Sure enough, Peterson did get a call. It came from Chicago attorney Joel Brodsky. And in Brodsky, Peterson may have found legal counsel who enjoyed attention as much as he did—as long as the attention was not on his personal life or questionable professional actions.

Brodsky bristled when it surfaced that the Illinois Attorney Registration and Disciplinary Commission suspended his law license for three months for forging a dead man’s signature to get paid. On May 8, 2001, the commission administrator filed a one-count complaint against Brodsky, alleging that he “forged a signature on bank forms in order to withdraw client funds from the bank, falsely endorsed a cashier’s check issued by the bank, failed to deposit the proceeds in a separate identifiable trust account and kept the funds for his own purposes.”

Later, the Illinois Supreme Court agreed with a review board that Brodsky did not commit forgery, because he did not intend to defraud anyone.

Brodsky again got bent out of shape when it came to light that in September of 2002 a SWAT team had responded to his home in the upscale Chicago suburb of Wilmette.

A report of the incident, which was classified as “mental-suicidal subject,” said that Brodsky’s wife, Elizabeth Brodsky, went to the police station about 6 p.m. and claimed her husband was “inside the house armed with a shotgun.”
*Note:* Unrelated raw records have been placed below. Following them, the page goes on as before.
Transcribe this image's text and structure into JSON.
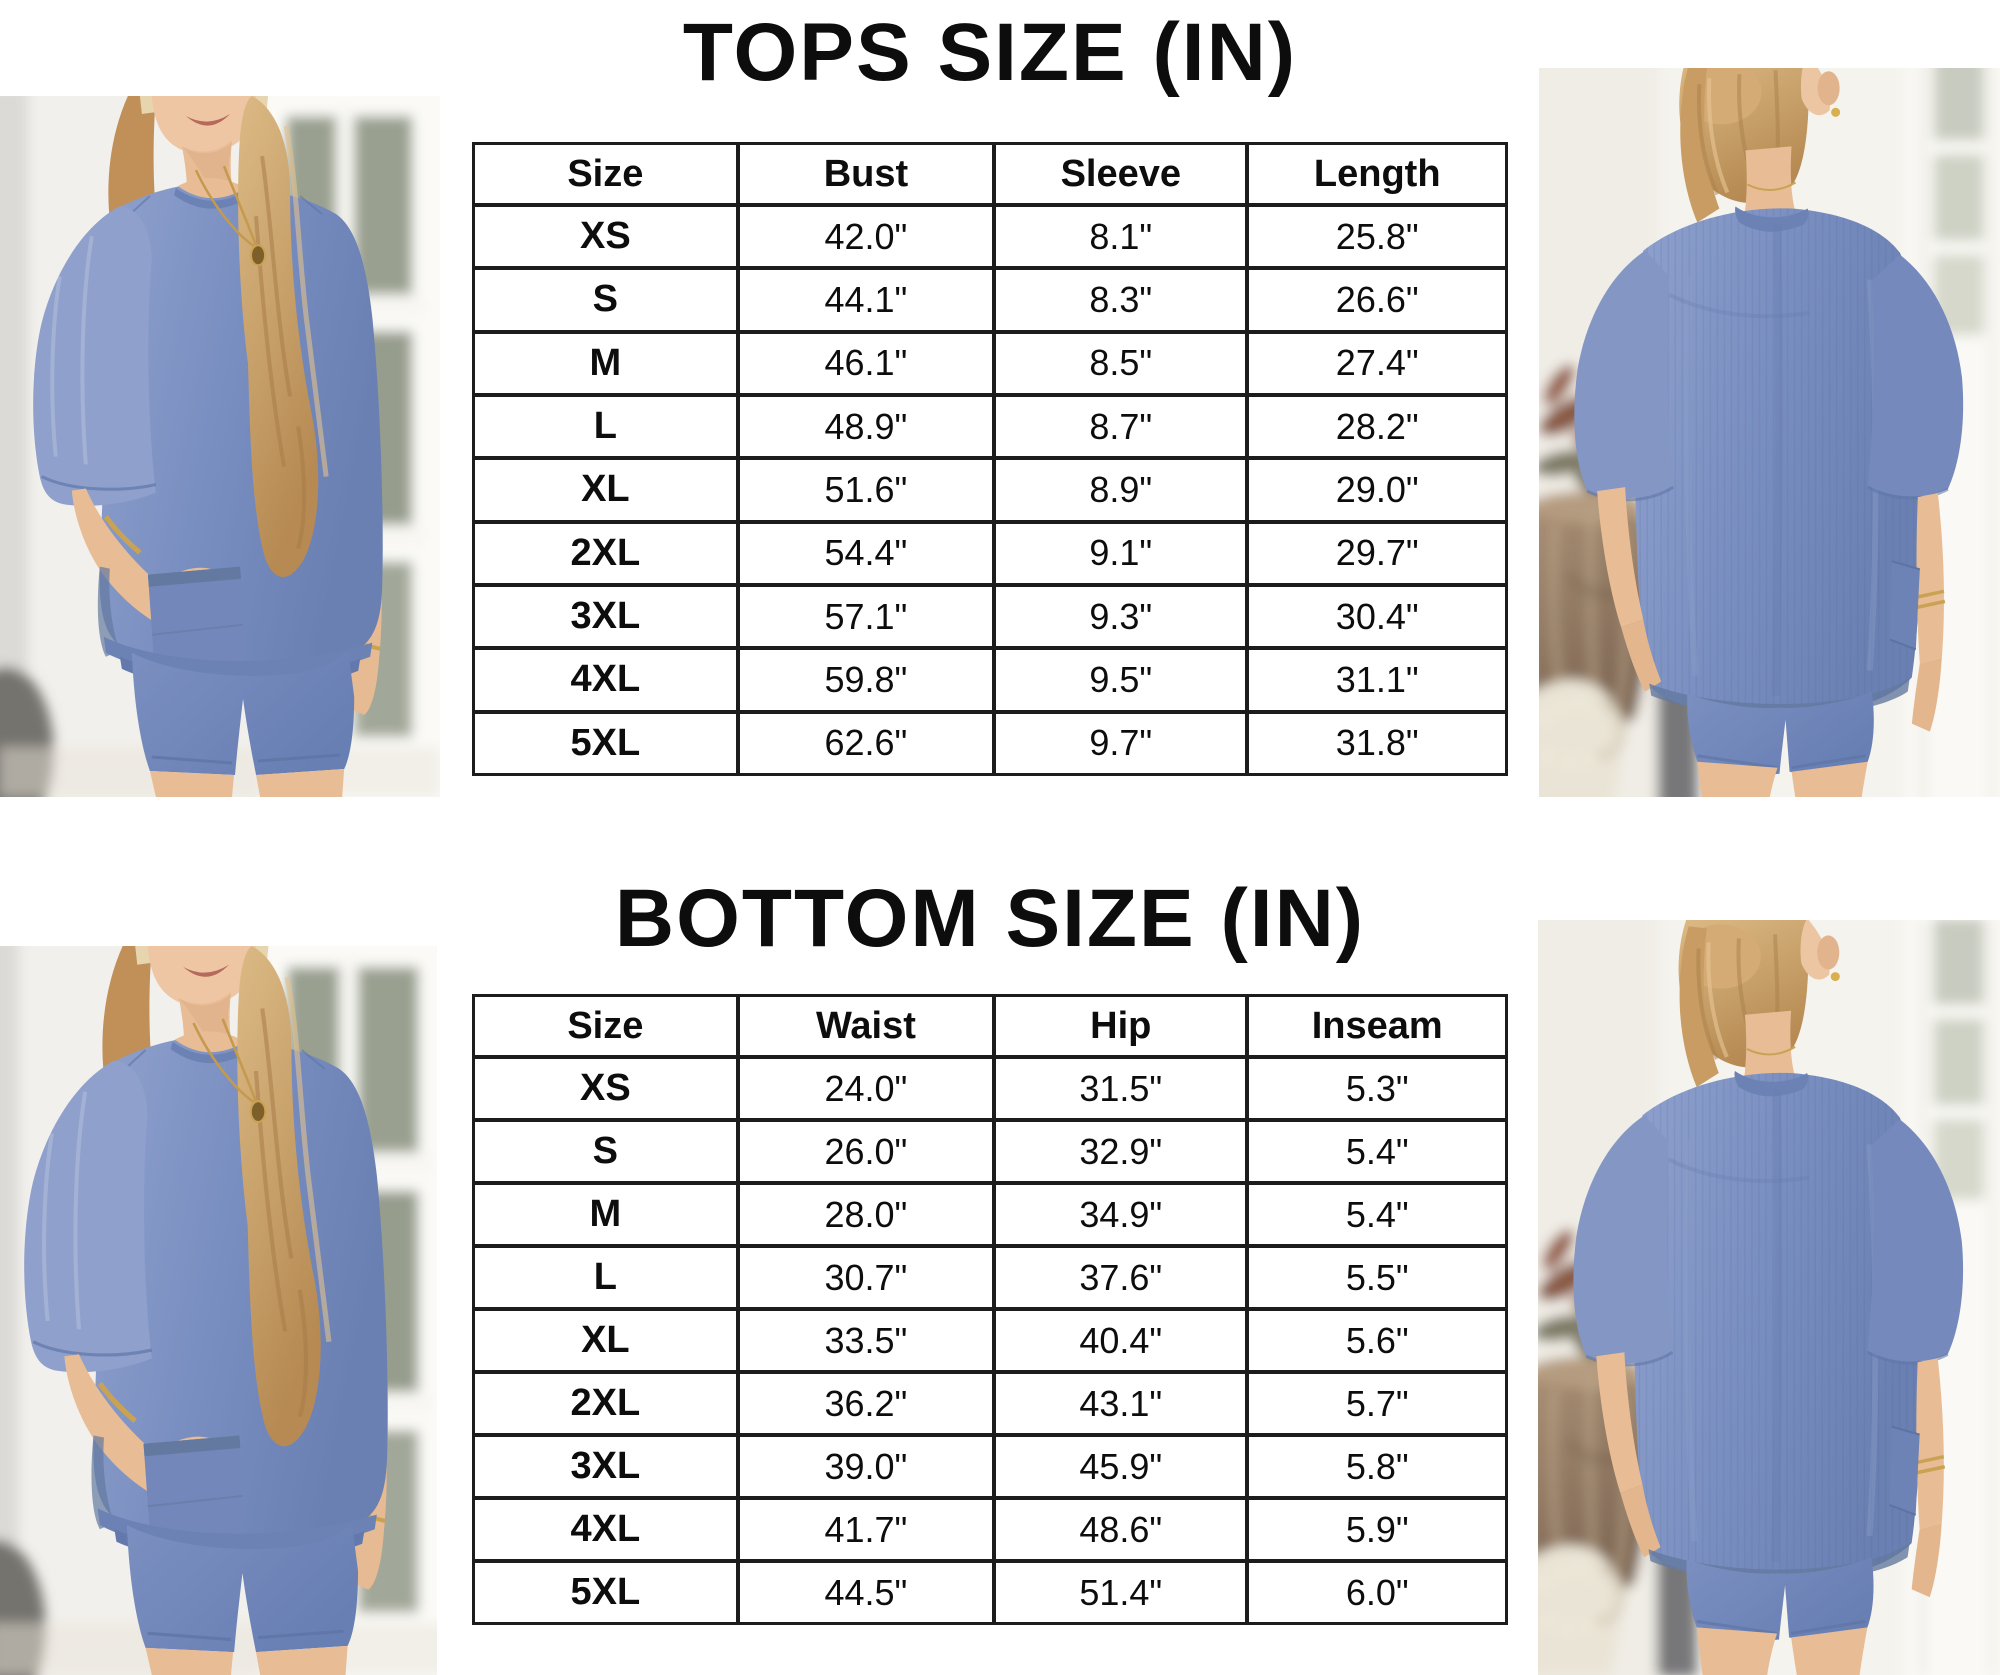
{
  "tops": {
    "title": "TOPS SIZE (IN)",
    "headers": [
      "Size",
      "Bust",
      "Sleeve",
      "Length"
    ],
    "rows": [
      [
        "XS",
        "42.0\"",
        "8.1\"",
        "25.8\""
      ],
      [
        "S",
        "44.1\"",
        "8.3\"",
        "26.6\""
      ],
      [
        "M",
        "46.1\"",
        "8.5\"",
        "27.4\""
      ],
      [
        "L",
        "48.9\"",
        "8.7\"",
        "28.2\""
      ],
      [
        "XL",
        "51.6\"",
        "8.9\"",
        "29.0\""
      ],
      [
        "2XL",
        "54.4\"",
        "9.1\"",
        "29.7\""
      ],
      [
        "3XL",
        "57.1\"",
        "9.3\"",
        "30.4\""
      ],
      [
        "4XL",
        "59.8\"",
        "9.5\"",
        "31.1\""
      ],
      [
        "5XL",
        "62.6\"",
        "9.7\"",
        "31.8\""
      ]
    ]
  },
  "bottoms": {
    "title": "BOTTOM SIZE (IN)",
    "headers": [
      "Size",
      "Waist",
      "Hip",
      "Inseam"
    ],
    "rows": [
      [
        "XS",
        "24.0\"",
        "31.5\"",
        "5.3\""
      ],
      [
        "S",
        "26.0\"",
        "32.9\"",
        "5.4\""
      ],
      [
        "M",
        "28.0\"",
        "34.9\"",
        "5.4\""
      ],
      [
        "L",
        "30.7\"",
        "37.6\"",
        "5.5\""
      ],
      [
        "XL",
        "33.5\"",
        "40.4\"",
        "5.6\""
      ],
      [
        "2XL",
        "36.2\"",
        "43.1\"",
        "5.7\""
      ],
      [
        "3XL",
        "39.0\"",
        "45.9\"",
        "5.8\""
      ],
      [
        "4XL",
        "41.7\"",
        "48.6\"",
        "5.9\""
      ],
      [
        "5XL",
        "44.5\"",
        "51.4\"",
        "6.0\""
      ]
    ]
  },
  "photos": {
    "top_left": "model-front-view",
    "top_right": "model-back-view",
    "bottom_left": "model-front-view",
    "bottom_right": "model-back-view"
  },
  "colors": {
    "text": "#0d0d0d",
    "table_border": "#1c1c1c",
    "tee_blue": "#7b90c2",
    "shorts_blue": "#6d84ba",
    "background": "#ffffff"
  }
}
Elizabeth Brodsky later said she did not think her husband was suicidal and had no intention of conveying that to the police. She said she had merely argued with Brodsky and had gone to the police station in hopes of talking to a counselor. The police asked her if there were any guns in the house, she said, and she told them there were two. She insists she never said her husband was “armed with a shotgun,” and she was very critical of the Wilmette Police Department in general.